Сама любовь живет не долее цветка. У мужчины она умирает естественной смертью в браке, у женщины она нередко живет до самого конца, преобразившись в материнскую нежность к развенчанному герою ее мечты. Женщины не способны понять, что мужчина по природе полигамен. Он может принудить себя подчиниться современному кодексу общественной морали, но его необоримый инстинкт только спит. Он остается все тем же животным, каким был создан, и готов отправлять назначенные ему функции.
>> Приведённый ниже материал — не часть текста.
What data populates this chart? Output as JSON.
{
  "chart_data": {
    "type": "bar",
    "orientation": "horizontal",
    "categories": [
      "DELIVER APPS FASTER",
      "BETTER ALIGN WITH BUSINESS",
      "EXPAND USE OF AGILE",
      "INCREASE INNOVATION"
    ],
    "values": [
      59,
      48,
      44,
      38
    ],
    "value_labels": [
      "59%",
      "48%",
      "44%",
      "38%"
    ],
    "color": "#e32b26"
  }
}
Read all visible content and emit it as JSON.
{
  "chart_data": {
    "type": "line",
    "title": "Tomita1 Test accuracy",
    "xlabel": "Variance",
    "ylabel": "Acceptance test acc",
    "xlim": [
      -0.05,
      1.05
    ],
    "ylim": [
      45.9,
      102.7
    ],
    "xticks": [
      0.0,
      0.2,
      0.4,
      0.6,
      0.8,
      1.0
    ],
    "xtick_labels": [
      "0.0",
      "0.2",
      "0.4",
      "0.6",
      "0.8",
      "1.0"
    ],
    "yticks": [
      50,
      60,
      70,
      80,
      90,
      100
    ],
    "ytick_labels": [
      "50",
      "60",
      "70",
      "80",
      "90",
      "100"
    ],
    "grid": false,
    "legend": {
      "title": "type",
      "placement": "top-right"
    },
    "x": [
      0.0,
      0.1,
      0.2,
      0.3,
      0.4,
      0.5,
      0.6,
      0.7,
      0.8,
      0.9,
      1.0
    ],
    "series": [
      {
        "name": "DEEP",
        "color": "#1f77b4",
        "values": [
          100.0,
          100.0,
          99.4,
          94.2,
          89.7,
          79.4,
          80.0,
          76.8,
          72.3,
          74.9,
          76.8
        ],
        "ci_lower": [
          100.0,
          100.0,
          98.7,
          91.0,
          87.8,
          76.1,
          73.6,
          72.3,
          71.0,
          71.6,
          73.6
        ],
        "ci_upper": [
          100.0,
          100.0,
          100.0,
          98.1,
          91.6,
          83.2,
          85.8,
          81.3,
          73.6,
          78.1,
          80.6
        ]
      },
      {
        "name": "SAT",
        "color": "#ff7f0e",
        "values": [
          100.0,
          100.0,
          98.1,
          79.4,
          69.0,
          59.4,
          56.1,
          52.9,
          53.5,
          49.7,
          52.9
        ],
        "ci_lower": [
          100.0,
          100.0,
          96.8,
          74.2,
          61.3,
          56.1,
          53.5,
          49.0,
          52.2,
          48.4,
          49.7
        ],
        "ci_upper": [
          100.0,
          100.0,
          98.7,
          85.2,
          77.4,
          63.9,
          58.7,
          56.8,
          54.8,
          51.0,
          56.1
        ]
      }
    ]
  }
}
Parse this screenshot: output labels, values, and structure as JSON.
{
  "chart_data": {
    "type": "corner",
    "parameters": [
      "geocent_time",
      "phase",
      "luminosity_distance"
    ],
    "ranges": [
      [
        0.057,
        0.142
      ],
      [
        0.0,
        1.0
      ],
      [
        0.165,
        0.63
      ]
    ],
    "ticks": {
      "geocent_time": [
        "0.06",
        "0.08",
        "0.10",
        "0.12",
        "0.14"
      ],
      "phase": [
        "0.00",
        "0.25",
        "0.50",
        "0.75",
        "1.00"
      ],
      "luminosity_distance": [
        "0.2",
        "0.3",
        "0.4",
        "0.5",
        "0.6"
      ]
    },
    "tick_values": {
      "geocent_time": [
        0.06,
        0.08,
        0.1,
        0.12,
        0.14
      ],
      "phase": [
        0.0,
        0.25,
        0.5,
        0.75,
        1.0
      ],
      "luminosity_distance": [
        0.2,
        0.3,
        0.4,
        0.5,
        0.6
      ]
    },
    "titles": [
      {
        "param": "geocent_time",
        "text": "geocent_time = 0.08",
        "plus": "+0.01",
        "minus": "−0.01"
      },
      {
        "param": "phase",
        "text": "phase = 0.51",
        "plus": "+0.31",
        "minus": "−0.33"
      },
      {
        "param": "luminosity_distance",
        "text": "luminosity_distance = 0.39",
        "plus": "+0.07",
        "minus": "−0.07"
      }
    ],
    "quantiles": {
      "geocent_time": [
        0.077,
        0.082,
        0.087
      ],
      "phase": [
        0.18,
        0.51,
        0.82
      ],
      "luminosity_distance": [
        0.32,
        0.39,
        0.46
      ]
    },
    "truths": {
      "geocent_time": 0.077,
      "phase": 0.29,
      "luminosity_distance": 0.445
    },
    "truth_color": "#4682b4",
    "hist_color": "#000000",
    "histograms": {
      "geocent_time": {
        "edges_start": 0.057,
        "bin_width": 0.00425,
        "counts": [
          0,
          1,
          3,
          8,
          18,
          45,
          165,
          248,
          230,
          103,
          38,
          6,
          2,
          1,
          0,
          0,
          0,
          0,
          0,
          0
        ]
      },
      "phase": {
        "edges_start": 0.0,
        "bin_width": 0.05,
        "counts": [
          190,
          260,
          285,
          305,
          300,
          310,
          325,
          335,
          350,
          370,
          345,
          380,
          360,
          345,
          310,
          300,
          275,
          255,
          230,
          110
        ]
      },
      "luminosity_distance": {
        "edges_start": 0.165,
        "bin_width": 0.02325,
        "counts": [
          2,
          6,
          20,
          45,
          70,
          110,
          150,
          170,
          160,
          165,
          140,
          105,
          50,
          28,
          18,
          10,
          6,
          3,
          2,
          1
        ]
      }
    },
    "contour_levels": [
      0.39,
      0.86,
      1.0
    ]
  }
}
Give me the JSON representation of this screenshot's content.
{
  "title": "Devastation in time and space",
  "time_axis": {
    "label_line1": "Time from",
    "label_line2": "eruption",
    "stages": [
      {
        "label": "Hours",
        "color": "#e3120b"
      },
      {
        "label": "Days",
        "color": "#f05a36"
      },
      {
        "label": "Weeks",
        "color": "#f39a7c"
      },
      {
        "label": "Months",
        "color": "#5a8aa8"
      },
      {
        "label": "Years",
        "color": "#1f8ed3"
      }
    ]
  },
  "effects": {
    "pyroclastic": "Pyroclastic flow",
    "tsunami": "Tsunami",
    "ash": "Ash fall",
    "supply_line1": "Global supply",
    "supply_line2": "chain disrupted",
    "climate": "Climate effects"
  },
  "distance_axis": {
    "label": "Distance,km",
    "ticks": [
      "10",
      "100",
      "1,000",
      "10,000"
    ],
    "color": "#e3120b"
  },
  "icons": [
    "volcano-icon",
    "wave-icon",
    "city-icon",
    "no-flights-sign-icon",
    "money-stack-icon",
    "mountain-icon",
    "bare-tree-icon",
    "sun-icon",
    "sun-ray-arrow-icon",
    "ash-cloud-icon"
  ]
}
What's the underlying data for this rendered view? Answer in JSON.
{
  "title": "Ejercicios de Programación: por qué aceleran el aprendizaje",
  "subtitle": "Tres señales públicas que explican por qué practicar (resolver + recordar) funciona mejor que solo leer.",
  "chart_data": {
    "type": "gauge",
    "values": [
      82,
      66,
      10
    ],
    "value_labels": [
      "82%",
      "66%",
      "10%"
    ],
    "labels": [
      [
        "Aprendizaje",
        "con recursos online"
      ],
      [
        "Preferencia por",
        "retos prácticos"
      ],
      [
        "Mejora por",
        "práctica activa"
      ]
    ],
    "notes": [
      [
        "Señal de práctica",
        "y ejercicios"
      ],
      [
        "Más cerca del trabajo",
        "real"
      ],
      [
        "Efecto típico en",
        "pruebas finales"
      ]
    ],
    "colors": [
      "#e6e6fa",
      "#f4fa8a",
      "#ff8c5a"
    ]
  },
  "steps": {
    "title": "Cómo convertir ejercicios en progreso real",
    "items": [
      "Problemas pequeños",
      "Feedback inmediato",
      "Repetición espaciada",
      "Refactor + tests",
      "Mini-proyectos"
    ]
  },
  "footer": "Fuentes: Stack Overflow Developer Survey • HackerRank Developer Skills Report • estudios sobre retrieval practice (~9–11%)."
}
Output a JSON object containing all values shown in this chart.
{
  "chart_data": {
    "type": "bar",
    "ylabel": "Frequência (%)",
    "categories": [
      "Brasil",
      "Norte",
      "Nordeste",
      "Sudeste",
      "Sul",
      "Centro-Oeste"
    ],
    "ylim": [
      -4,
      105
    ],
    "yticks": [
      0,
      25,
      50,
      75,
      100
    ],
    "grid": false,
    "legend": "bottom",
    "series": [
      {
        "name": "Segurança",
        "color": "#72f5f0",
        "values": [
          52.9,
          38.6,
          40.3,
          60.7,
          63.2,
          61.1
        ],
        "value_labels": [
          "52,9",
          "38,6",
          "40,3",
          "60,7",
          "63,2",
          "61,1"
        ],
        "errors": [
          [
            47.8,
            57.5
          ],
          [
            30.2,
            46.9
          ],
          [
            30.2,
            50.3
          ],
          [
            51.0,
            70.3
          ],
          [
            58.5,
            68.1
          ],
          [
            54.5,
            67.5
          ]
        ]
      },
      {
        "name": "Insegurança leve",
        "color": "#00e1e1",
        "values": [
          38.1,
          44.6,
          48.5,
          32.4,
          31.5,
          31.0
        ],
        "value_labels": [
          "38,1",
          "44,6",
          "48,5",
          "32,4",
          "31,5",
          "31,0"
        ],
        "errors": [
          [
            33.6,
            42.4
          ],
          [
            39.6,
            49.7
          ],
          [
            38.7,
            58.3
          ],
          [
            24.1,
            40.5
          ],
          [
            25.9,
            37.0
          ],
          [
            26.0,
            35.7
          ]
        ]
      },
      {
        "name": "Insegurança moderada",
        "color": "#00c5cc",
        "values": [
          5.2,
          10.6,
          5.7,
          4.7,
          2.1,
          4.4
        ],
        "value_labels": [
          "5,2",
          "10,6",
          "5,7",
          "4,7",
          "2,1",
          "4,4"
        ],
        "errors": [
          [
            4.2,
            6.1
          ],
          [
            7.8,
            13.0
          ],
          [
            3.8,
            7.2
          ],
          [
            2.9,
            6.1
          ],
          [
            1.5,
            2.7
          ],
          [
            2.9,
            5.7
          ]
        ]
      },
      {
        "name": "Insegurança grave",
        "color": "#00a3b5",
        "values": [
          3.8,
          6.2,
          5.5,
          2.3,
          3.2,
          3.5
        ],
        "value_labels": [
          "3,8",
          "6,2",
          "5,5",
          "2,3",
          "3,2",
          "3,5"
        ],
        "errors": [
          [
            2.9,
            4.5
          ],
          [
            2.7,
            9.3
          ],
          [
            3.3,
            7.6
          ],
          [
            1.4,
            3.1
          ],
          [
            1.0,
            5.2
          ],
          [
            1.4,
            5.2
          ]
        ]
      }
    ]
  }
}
Женщины не менее умны, чем мужчины, может быть, они в среднем даже умнее, но их ум иного рода. Факт остается фактом: мозг мужчины тяжелее мозга женщины. Даже у новорожденных различаются извилины мозга в зависимости от пола. Анатомические различия становятся еще более наглядными при сравнении затылочной доли мозга обоих полов: именно из-за псевдоатрофии этой доли в женском мозгу Гуше и приписывает ей такое большое значение для психики. Закон различия полов — незыблемый закон природы, который проходит через весь живой мир и становится тем более выраженным, чем выше биологический вид. Утверждается, будто все можно объяснить тем, что мужчины сделали все области культуры своей монополией, а для женщин они были закрыты. Так ли это? Даже в Афинах женщина была поставлена ничуть не ниже мужчины, и все области культуры были ей открыты! Ионические и дорические племена всегда признавали женскую свободу — у лакедемонян эта свобода была даже слишком велика. Во времена римского владычества, то есть четырехсот лет высочайшей культуры, женщины пользовались большой свободой. Достаточно вспомнить, что они полновластно распоряжались своим имуществом. В средние века образованность женщины была выше образованности мужчин. Рыцари лучше владели мечом, чем пером; учеными были монахи, но ведь существовало много женских монастырей, обитательницы которых равно могли совершенствовать свои знания. Возьмем хотя бы нашу профессию, в которой женщины отнюдь не новички. В салернской школе преподавали женщины. Луиза Буржуа, докторша Марии Медичи, жены Генриха IV, написала плохую книгу о родовспоможении. Маргарита Ламарш была главной акушеркой больницы «Отель Дье» в 1677 году, мадам ла Шапель и мадам Буавен написали множество книг о женских болезнях, и все очень скверные. В XVII и XVIII веках в знаменитых итальянских университетах Болоньи, Павии, Феррары и Неаполя преподавало немало женщин. Но ни одна из них не сделала сколько-либо заметного вклада в свою отрасль науки. Именно потому, что акушерство и гинекология так долго оставались в женских руках, они и пребывали в состоянии безнадежного застоя. Прогресс наступил лишь тогда, когда ими занялись мужчины. Даже теперь ни одна женщина, если ее жизнь или жизнь ее ребенка в опасности, не обращается к доктору своего пола.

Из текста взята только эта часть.